Illustrated guide to the BOSU Extend and Tuck exercise

BOSU Extend and Tuck

A dynamic V-tuck on the BOSU dome that trains the rectus abdominis and hip flexors while the unstable base sharpens balance and control.

Level: Intermediate

Primary: Abs

Secondary: Quads

Movement: Isolation

Tags: Balance / Stability

Type: Functional Fitness (Obstacle & Hybrid) Strength (Weight Lifting)

Equipment: Balance Trainer

Target muscles

The rectus abdominis is the prime mover, flexing the spine to draw your ribcage toward your pelvis as you tuck. The hip flexors — chiefly the rectus femoris and iliopsoas — pull the knees in and then resist gravity as you extend the legs away. Throughout, the transverse abdominis and obliques brace hard against the wobble of the dome, working isometrically to keep the trunk square and stop you tipping off the side. The result is a core drill that trains dynamic spinal flexion and deep anti-tip stability in the same rep.

How to perform

Setup

Sit on the centre of the BOSU with your hips planted just behind the peak of the dome. Lean your torso back to roughly forty-five degrees and lift your feet so you balance on your sit bones, knees bent and shins parallel to the floor. Brace your abs, rest your hands lightly on the dome or float them at your sides for more challenge, and settle into a stable point before the first rep.

Execution

Exhale and draw your knees toward your chest while curling your ribcage down to meet them, shortening into a tight tuck. Squeeze for a beat at the top. Then inhale and reverse smoothly — extend both legs out long and low as your torso lowers back, reaching a fully stretched hollow position without letting your feet touch the floor or your lower back peel off the dome. Move at a deliberate tempo: the unstable base punishes momentum, so own each tuck and each extension rather than swinging between them. Keep breathing and keep the dome quiet underneath you.

Common mistakes

  • Swinging the legs with momentum instead of controlling the extension, which lets the hip flexors take over and unloads the abs.
  • Letting the lower back arch and lose contact at full extension, trading core tension for a bigger but unsafe range.
  • Holding the breath and bracing rigidly, so balance corrections come from flailing limbs rather than a stable, breathing trunk.
  • Rushing reps and bouncing out of the tuck, which turns a control drill into a rocking motion the dome only amplifies.

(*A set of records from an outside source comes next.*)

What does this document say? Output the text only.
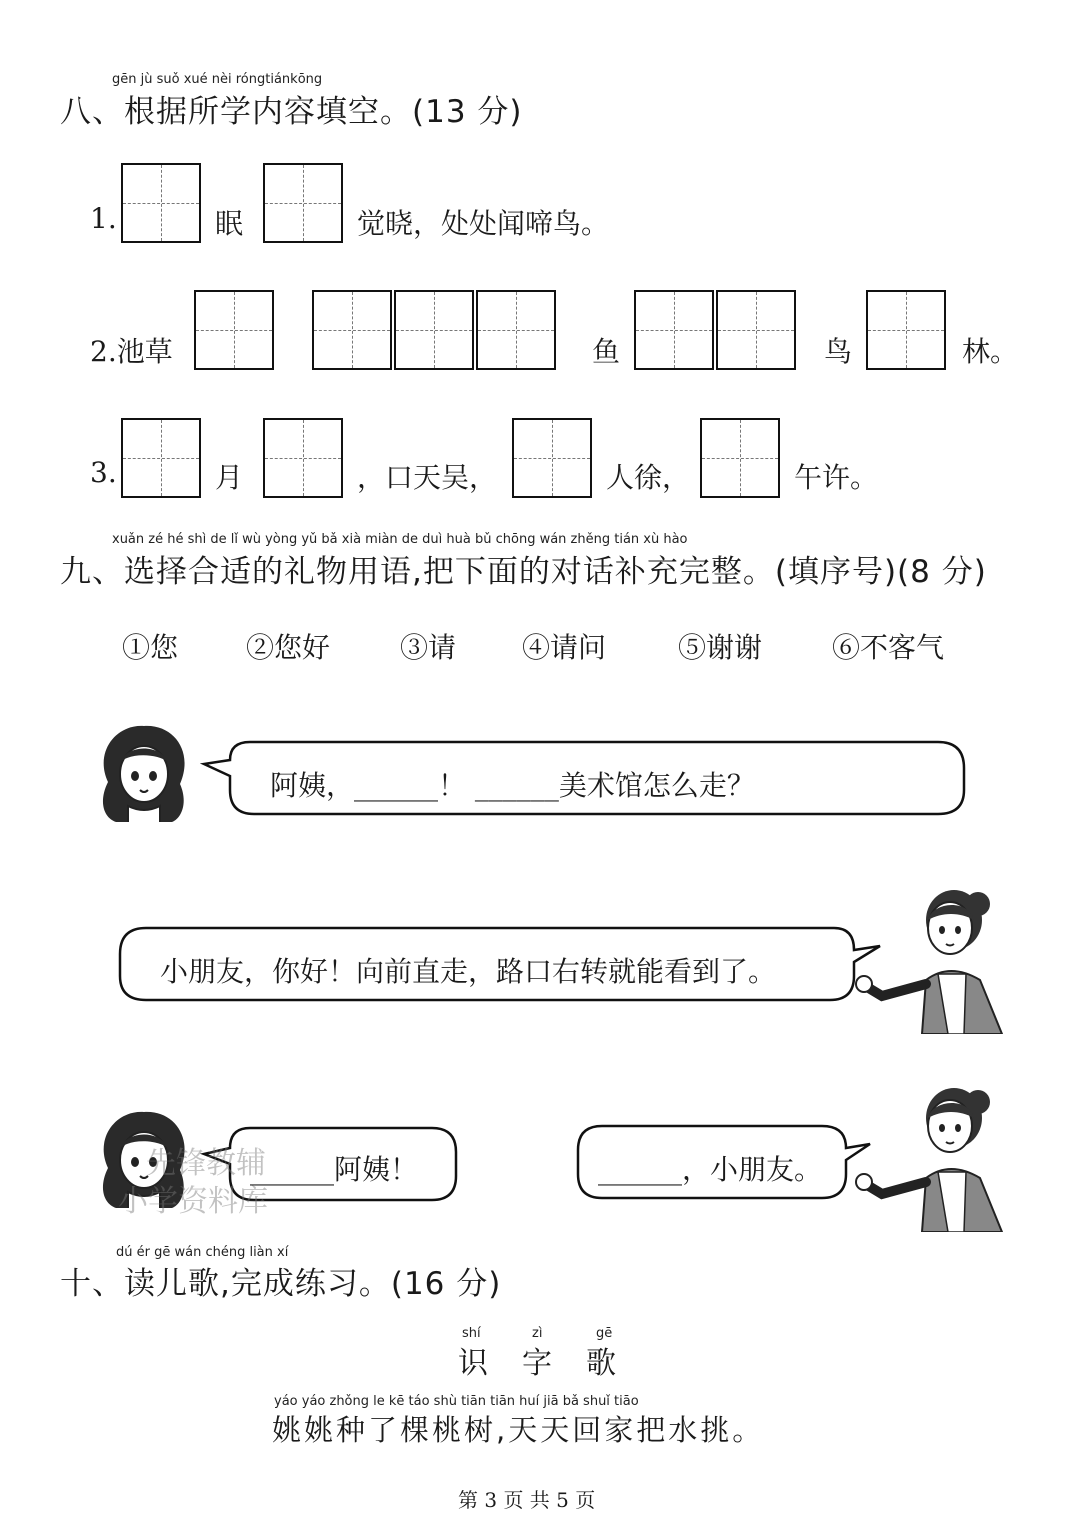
gēn jù suǒ xué nèi róngtiánkōng
八、根据所学内容填空。(13 分)
1.	眠	觉晓，处处闻啼鸟。
2.池草	鱼	鸟	林。
3.	月	，口天吴，	人徐，	午许。
xuǎn zé hé shì de lǐ wù yòng yǔ bǎ xià miàn de duì huà bǔ chōng wán zhěng tián xù hào
九、选择合适的礼物用语,把下面的对话补充完整。(填序号)(8 分)
①您 ②您好 ③请 ④请问	⑤谢谢 ⑥不客气
阿姨，______！ ______美术馆怎么走？
小朋友，你好！向前直走，路口右转就能看到了。
______阿姨！
先锋教辅
小学资料库
______，小朋友。
dú ér gē wán chéng liàn xí
十、读儿歌,完成练习。(16 分)
shí	zì	gē
识字歌
yáo yáo zhǒng le kē táo shù tiān tiān huí jiā bǎ shuǐ tiāo
姚姚种了棵桃树,天天回家把水挑。
第 3 页 共 5 页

Progressions and regressions

Regress by keeping the heels lightly grazing the floor between reps, or by taking the same tuck-and-extend to the flat floor until the balance demand settles. Tucking only to a half-extension shortens the lever and drops the load. Progress by reaching the arms overhead as the legs extend long, which lengthens the lever and spikes the demand on the rectus abdominis, or by pinching a light medicine ball between the hands. Pausing two seconds in the fully extended hollow position before each tuck raises the stability cost further still.

Programming notes

Slot this in as core accessory work toward the end of a session, after the heavy compound lifts that need a fresh nervous system. Two to three sets of ten to fifteen controlled reps is plenty; the balance element makes sloppy high-rep grinding counterproductive, so stop while every rep still looks clean. It pairs naturally with an anti-extension hold such as a plank or dead bug to cover both the dynamic-flexion and the bracing roles of the trunk. Skip it on days when heavy hip-flexor work has already cooked the core.